The length function tells us the length of a list:

length :: [a] -> Int
GHCi
>>> length ""
0
>>> length "Hello"
5

The functions head and tail are undefined if the input list is empty. For a non-empty list, head returns the first element of the list, that is, the first character when applied to a string. tail returns the whole list with the first element removed:

GHCi
>>> head "Hello"
'H'
>>> tail "Hello"
"ello"
>>> head ""
*** Exception: Prelude.head: empty list
>>> tail ""
*** Exception: Prelude.tail: empty list

Finally, we have the (:) operator (sometimes called "cons" for "construct"), which takes as arguments an element x of type t and a list xs of type [t] and constructs a new list x:xs of type [t] whose first element (head) is x and whose tail is xs:

GHCi
>>> 1 : [2,3,4,5]
[1,2,3,4,5]
>>> 'H' : "ello"
"Hello"
>>> 'H' : 'e' : 'l' : 'l' : 'o' : ""
"Hello"

Note the subtle distinction between single quotes and double quotes here. Single quotes are used to delimit individual characters. Double quotes are used to delimit strings. So 'a' is a single character, of type Char. "a" is a string of length one, of type String, that is, [Char]. Char and [Char] are two different types. That's the same as in Java, where we use single quotes to delimit characters, and double quotes to delimit strings. In Python, we can use single or double quotes interchangeably to delimit strings, because Python does not have a character type. Individual characters in Python are represented as one-character strings, a questionable choice in my opinion.
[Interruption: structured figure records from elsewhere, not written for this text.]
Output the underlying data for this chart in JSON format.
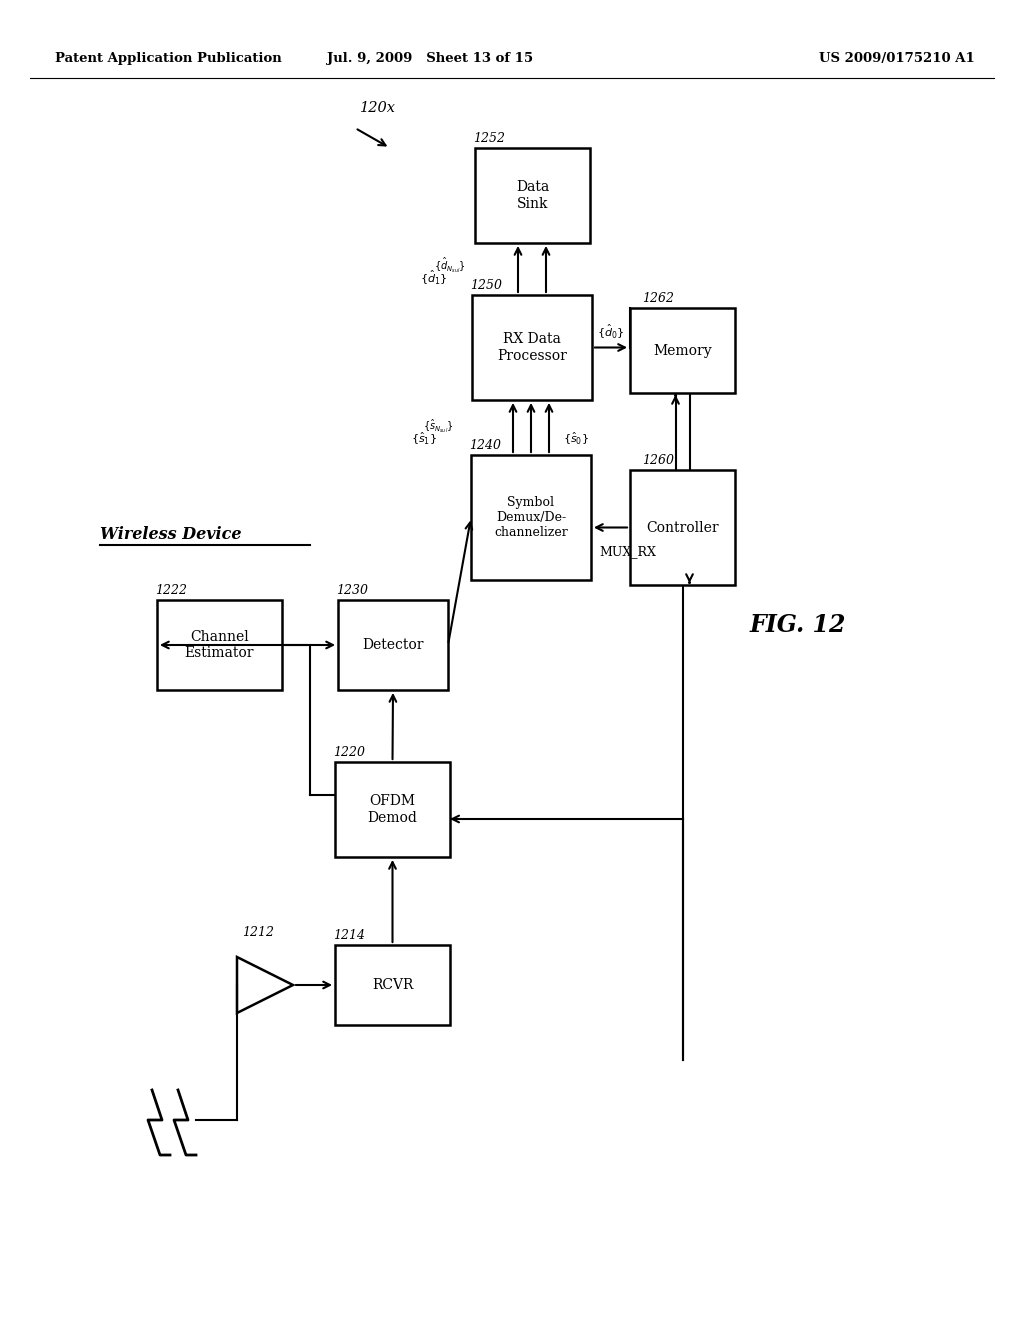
{
  "bg_color": "#ffffff",
  "header_left": "Patent Application Publication",
  "header_mid": "Jul. 9, 2009   Sheet 13 of 15",
  "header_right": "US 2009/0175210 A1",
  "fig_label": "FIG. 12",
  "wireless_label": "Wireless Device",
  "system_label": "120x"
}
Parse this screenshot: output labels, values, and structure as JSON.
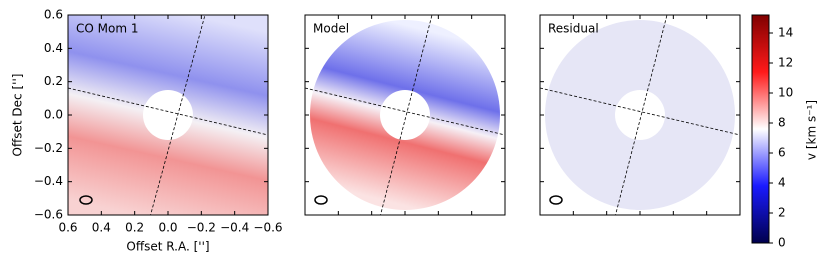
{
  "chart_data": {
    "type": "image",
    "panels": [
      {
        "title": "CO Mom 1"
      },
      {
        "title": "Model"
      },
      {
        "title": "Residual"
      }
    ],
    "xlabel": "Offset R.A. ['']",
    "ylabel": "Offset Dec ['']",
    "xlim": [
      0.6,
      -0.6
    ],
    "ylim": [
      -0.6,
      0.6
    ],
    "xticks": [
      0.6,
      0.4,
      0.2,
      {
        "value": 0,
        "label": "0.0"
      },
      {
        "value": -0.2,
        "label": "−0.2"
      },
      {
        "value": -0.4,
        "label": "−0.4"
      },
      {
        "value": -0.6,
        "label": "−0.6"
      }
    ],
    "yticks": [
      {
        "value": -0.6,
        "label": "−0.6"
      },
      {
        "value": -0.4,
        "label": "−0.4"
      },
      {
        "value": -0.2,
        "label": "−0.2"
      },
      {
        "value": 0,
        "label": "0.0"
      },
      0.2,
      0.4,
      0.6
    ],
    "colorbar": {
      "label": "v [km s⁻¹]",
      "lim": [
        0,
        15.2
      ],
      "ticks": [
        0,
        2,
        4,
        6,
        8,
        10,
        12,
        14
      ],
      "colormap": "seismic"
    }
  }
}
The cons operator is the most fundamental operator to manipulate lists because, as we will see soon, we can also use it in pattern matching expressions to decompose a list into its head and tail. All the other list functions, such as null, length, head, tail, and all the functions in Data.List are implemented using cons and pattern matching. For example:

length :: [a] -> Int
length []     = 0
length (_:xs) = 1 + length xs

It's okay if you don't understand this function definition yet. You will soon. This definition says that the length of the empty list [] is 0, and the length of any non-empty list is one more than the length of its tail, a recursive definition to compute the length of any list.

Finally, there is a list concatenation operator, (++), which we can also use to concatenate strings:

GHCi
>>> "Hello" ++ ", world!"
"Hello, world!"

That's it for characters and strings for now. As you learn about more advanced list functions that you can use to transform, filter or partition lists, and many more, remember that all of them can also be applied to strings because strings are lists of characters.